Longman & Eagle soars on second night open

January 22, 2010

longman-final

pork belly confit with pumpkin
risotto and chestnuts

I could barely find the front door, let alone grab a place to park. I should have just taken the Blue Line, since the entrance to the new Longman & Eagle is directly across the street from the Logan Square stop. A friend went on Wednesday night - the first official night open - and said it reminded her of a joint in Portland, OR. I concur. Hipsters in chunky, black-rimmed glasses sipping esoteric and hard-to-source bourbons looked around the room, bobbing their heads to the country/alt-rock soundtrack, while their trixie dates nibbled on silky brandade and scooped up the salt cod-garlic-cream trifecta with the thinnest, crispiest potato chips that had the benefit of a brief fry in rendered duck fat.

The wild boar Sloppy Joe reminded me of an earthy ragú, the kind you'd find at Cafe Spiaggia; this one had some unlikely partners: crispy sage leaves and even crispier onion strings, while a whole, lonely, pickled jalapeno sat off to the side. Fried Ipswich clam bellies were draped over some toasted brioche, the homemade tartar sauce just perky enough to balance against the fried sea treats (one note: the chef has a way with breading and frying that can only be the result of extensive East Coast summer noshing or New Orleans binging. Nearly every item we tasted that had to be fried was greaseless - a sign they're keeping the temperature above 350, if not 375 when they submerge vegetables and proteins).

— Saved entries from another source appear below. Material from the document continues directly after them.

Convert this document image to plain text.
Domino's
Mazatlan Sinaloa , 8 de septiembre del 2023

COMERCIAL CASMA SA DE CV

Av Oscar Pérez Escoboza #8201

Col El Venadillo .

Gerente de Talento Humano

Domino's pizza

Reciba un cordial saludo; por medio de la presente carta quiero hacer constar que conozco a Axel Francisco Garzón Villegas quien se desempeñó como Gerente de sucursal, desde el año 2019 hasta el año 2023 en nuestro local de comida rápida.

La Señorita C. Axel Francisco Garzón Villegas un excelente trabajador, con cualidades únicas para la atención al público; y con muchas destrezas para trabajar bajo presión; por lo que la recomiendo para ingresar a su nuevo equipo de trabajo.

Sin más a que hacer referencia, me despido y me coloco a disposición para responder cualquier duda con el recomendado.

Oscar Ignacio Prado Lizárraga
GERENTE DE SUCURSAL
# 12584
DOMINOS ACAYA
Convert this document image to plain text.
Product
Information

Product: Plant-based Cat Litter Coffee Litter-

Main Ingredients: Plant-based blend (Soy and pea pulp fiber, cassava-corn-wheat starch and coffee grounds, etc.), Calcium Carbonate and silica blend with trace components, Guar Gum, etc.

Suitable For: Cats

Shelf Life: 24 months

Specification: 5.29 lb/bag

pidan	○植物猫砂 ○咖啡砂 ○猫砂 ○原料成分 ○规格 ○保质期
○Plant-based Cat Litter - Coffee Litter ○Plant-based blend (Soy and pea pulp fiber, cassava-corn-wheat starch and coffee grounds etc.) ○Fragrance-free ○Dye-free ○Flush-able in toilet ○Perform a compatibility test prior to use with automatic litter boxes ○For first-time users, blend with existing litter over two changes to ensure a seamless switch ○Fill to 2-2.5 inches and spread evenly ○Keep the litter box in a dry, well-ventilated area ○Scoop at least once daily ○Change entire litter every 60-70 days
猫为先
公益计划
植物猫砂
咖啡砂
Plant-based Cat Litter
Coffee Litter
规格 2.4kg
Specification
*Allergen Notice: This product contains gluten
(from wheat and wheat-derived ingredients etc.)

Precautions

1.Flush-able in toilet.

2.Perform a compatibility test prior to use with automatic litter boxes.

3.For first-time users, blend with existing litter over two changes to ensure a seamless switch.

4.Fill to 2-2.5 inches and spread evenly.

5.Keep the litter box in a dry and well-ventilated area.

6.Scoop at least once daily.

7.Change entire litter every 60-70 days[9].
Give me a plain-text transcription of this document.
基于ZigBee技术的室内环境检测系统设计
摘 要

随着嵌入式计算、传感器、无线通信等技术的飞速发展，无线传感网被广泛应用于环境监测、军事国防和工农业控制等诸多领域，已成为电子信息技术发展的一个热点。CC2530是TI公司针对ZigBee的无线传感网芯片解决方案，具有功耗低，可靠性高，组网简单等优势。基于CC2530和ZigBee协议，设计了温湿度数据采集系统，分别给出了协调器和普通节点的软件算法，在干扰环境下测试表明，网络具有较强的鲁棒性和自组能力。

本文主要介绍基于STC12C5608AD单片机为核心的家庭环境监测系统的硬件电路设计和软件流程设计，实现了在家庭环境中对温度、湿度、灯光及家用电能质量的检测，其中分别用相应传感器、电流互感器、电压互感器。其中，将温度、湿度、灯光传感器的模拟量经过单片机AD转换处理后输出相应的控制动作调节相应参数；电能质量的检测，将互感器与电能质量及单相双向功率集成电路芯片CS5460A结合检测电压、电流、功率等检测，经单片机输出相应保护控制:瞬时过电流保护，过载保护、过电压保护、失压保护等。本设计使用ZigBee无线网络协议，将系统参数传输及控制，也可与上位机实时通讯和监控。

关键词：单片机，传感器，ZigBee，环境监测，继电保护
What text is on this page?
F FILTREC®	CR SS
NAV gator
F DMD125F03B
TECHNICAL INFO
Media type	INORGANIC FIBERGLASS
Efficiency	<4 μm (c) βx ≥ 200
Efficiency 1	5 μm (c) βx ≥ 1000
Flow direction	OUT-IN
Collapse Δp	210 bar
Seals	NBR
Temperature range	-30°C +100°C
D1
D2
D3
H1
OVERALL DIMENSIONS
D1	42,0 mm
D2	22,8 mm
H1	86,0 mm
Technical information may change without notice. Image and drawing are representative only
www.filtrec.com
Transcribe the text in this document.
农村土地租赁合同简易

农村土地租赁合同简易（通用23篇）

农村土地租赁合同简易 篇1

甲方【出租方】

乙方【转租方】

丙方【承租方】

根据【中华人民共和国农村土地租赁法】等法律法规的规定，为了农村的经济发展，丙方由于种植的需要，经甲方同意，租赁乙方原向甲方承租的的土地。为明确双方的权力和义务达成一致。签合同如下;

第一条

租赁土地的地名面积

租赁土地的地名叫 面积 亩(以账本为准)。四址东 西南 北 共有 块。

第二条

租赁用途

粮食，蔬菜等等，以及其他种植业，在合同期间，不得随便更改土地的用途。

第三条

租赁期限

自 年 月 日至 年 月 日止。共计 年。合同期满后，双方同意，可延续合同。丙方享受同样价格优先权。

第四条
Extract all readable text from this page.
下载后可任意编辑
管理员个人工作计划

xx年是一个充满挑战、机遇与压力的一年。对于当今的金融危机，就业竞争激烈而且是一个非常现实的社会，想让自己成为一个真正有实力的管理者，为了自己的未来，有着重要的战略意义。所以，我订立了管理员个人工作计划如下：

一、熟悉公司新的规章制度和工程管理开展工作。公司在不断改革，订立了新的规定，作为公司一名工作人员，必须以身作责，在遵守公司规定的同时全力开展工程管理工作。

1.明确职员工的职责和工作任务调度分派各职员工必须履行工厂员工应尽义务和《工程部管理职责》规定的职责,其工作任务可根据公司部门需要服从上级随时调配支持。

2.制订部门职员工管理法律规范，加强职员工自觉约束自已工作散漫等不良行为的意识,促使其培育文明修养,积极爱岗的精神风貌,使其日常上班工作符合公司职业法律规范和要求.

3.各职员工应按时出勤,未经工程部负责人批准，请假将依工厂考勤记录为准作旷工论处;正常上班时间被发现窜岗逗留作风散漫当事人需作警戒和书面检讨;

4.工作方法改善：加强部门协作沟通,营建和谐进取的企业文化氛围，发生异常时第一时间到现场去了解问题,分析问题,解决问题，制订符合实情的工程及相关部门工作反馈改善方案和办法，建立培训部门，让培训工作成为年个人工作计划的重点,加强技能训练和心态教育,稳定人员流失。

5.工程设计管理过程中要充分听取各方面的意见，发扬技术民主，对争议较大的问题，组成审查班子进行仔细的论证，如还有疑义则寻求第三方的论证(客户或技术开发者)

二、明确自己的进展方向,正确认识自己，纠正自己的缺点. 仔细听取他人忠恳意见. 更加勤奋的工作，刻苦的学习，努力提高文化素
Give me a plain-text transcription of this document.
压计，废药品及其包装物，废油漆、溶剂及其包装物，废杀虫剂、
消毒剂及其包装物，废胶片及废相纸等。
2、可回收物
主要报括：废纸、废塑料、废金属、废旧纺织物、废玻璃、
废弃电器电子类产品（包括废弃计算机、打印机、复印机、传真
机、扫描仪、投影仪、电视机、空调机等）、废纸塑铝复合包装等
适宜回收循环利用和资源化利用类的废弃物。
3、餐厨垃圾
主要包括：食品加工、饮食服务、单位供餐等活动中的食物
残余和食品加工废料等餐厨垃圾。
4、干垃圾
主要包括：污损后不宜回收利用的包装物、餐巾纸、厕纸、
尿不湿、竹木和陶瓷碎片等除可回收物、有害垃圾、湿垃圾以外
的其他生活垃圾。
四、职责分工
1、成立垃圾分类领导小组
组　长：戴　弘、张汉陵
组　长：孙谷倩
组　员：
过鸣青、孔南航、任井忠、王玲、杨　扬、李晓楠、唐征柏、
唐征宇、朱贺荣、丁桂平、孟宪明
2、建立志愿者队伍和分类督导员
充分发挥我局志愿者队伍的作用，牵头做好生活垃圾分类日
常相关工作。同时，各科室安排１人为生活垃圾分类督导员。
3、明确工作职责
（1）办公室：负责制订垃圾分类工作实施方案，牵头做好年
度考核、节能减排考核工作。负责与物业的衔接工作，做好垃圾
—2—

The pork belly confit is tender, almost to the point where I could have spread it on toast points, but this Gibraltar-sized wedge sat upright in the middle of a shallow bowl. The mound of pumpkin risotto, roasted chestnuts and apples played off of each other so nicely - crunch, earth, fruit - that the soy-caramel broth was the real surprise. I could have sworn it was clover honey of some kind, but that earthy sweetness made just a stellar counterpoint to that rich, fatty belly confit.

The owners are opening a six-room inn above the restaurant in March. Rooms will be priced around $100 a night. Guess where my out-of-town friends and relatives are going to be staying from now on?